顔を洗ってリビングに戻るとお客様がいた。いや、お客は私の方なのかな。

長身の男女でどちらもスタイル抜群で美形。
もうこれは一体どういう事?修一郎さんの周りにいるのはこんな人ばっかり。阿部さんが倒れた時にいた人達もそうだった。

女性の方が私の姿を見つけるや否や飛び付いてきた。
「きゃー、かわいい!お人形さんみたい」
ふぇっ!
UMAの次はお人形さんなの?
私が呆気ににとられて固まっていると、修一郎さんが間に入ってくれた。

「離れろよ、姉さん。ノエルが怖がるだろ」

そして、美人さんはお姉さんでイケメンさんはお姉さんのダンナさまで修一郎さんの秘書さんをしているのだと紹介された。

「よろしく、ノエルちゃん。私は愛理。こっちはダンナの佐々木守。ノエルちゃんの話を聞いて嬉しくて急いで来ちゃった!」
とにこにこしながら修一郎さんと私の顔を見ている。

愛理さん、本当に美人。
黒でストレートのロングヘアに切れ長のキレイな二重。
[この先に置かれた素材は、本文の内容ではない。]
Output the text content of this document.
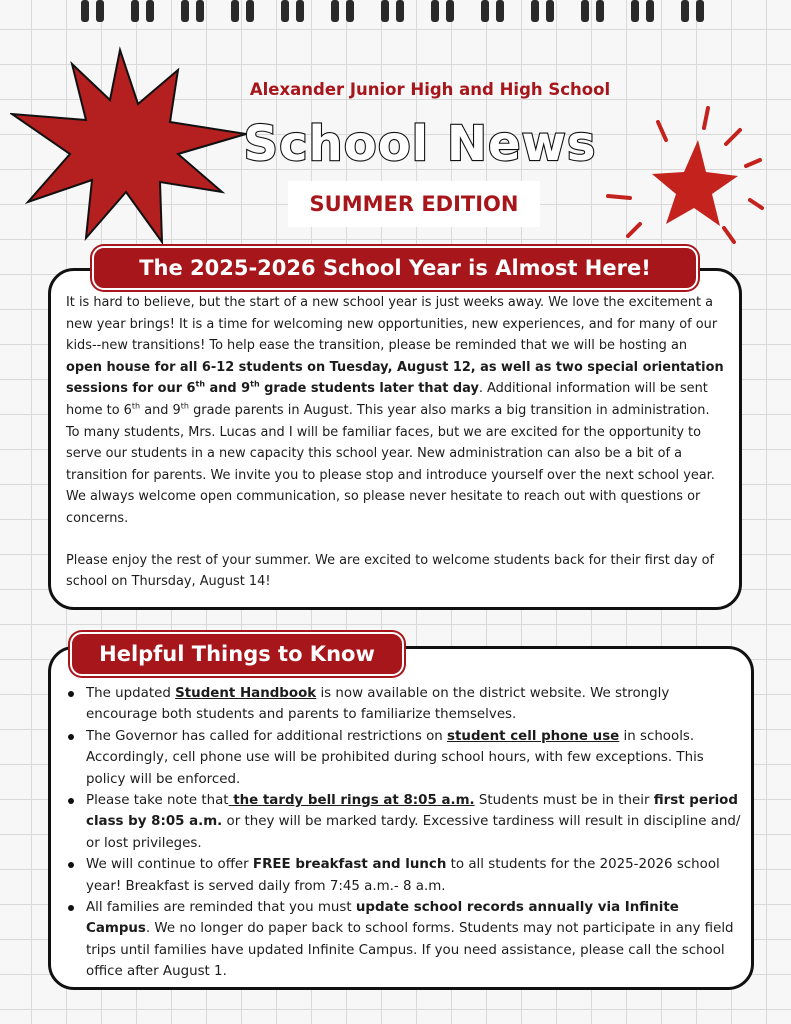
Alexander Junior High and High School
School News
SUMMER EDITION
The 2025-2026 School Year is Almost Here!

It is hard to believe, but the start of a new school year is just weeks away. We love the excitement a new year brings! It is a time for welcoming new opportunities, new experiences, and for many of our kids--new transitions! To help ease the transition, please be reminded that we will be hosting an open house for all 6-12 students on Tuesday, August 12, as well as two special orientation sessions for our 6th and 9th grade students later that day. Additional information will be sent home to 6th and 9th grade parents in August. This year also marks a big transition in administration. To many students, Mrs. Lucas and I will be familiar faces, but we are excited for the opportunity to serve our students in a new capacity this school year. New administration can also be a bit of a transition for parents. We invite you to please stop and introduce yourself over the next school year. We always welcome open communication, so please never hesitate to reach out with questions or concerns.

Please enjoy the rest of your summer. We are excited to welcome students back for their first day of school on Thursday, August 14!

Helpful Things to Know
The updated Student Handbook is now available on the district website. We strongly encourage both students and parents to familiarize themselves.
The Governor has called for additional restrictions on student cell phone use in schools. Accordingly, cell phone use will be prohibited during school hours, with few exceptions. This policy will be enforced.
Please take note that the tardy bell rings at 8:05 a.m. Students must be in their first period class by 8:05 a.m. or they will be marked tardy. Excessive tardiness will result in discipline and/ or lost privileges.
We will continue to offer FREE breakfast and lunch to all students for the 2025-2026 school year! Breakfast is served daily from 7:45 a.m.- 8 a.m.
All families are reminded that you must update school records annually via Infinite Campus. We no longer do paper back to school forms. Students may not participate in any field trips until families have updated Infinite Campus. If you need assistance, please call the school office after August 1.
女優さん並に美しいのに笑うとえくぼができて可愛らしさが漂う。そのギャップにもやられそう。

「修一郎さんの家系ってかなり美形なんですね」ほうっと見とれてしまう。

途端にパンッと腕を叩かれた。
「やだー!ノエルちゃんちだってかなりの美形じゃないのっ!圭介君には何度も会ったことあるわよ。ノエルちゃんとはタイプが違うイケメンよね~。ノエルちゃんは本当にかわいいし!」

そして、私の頭や頬をなでなでとしはじめたからまた、修一郎さんが「やめろ」と私の腕を自分の方に引き寄せて私を後ろ抱きにして愛理さんから引き離した。

「何よ、修一郎のケチ」
ぷくっと頬を膨らませた愛理さんにそれまで黙って微笑していたダンナさまの佐々木さんが口を開き
「お姫さまは修一郎クンのだからね」
と言って愛理さんの腰を抱いた。

な、何だかすごく甘々なご夫婦なんですけど。
見ている私が赤くなりそう。
とはいえ、後ろから抱かれて私も修一郎さんの腕の中にいる。
いきなり何度も距離が近いです!
修一郎さんの息が私の頭の上にかかって一層ドキドキする。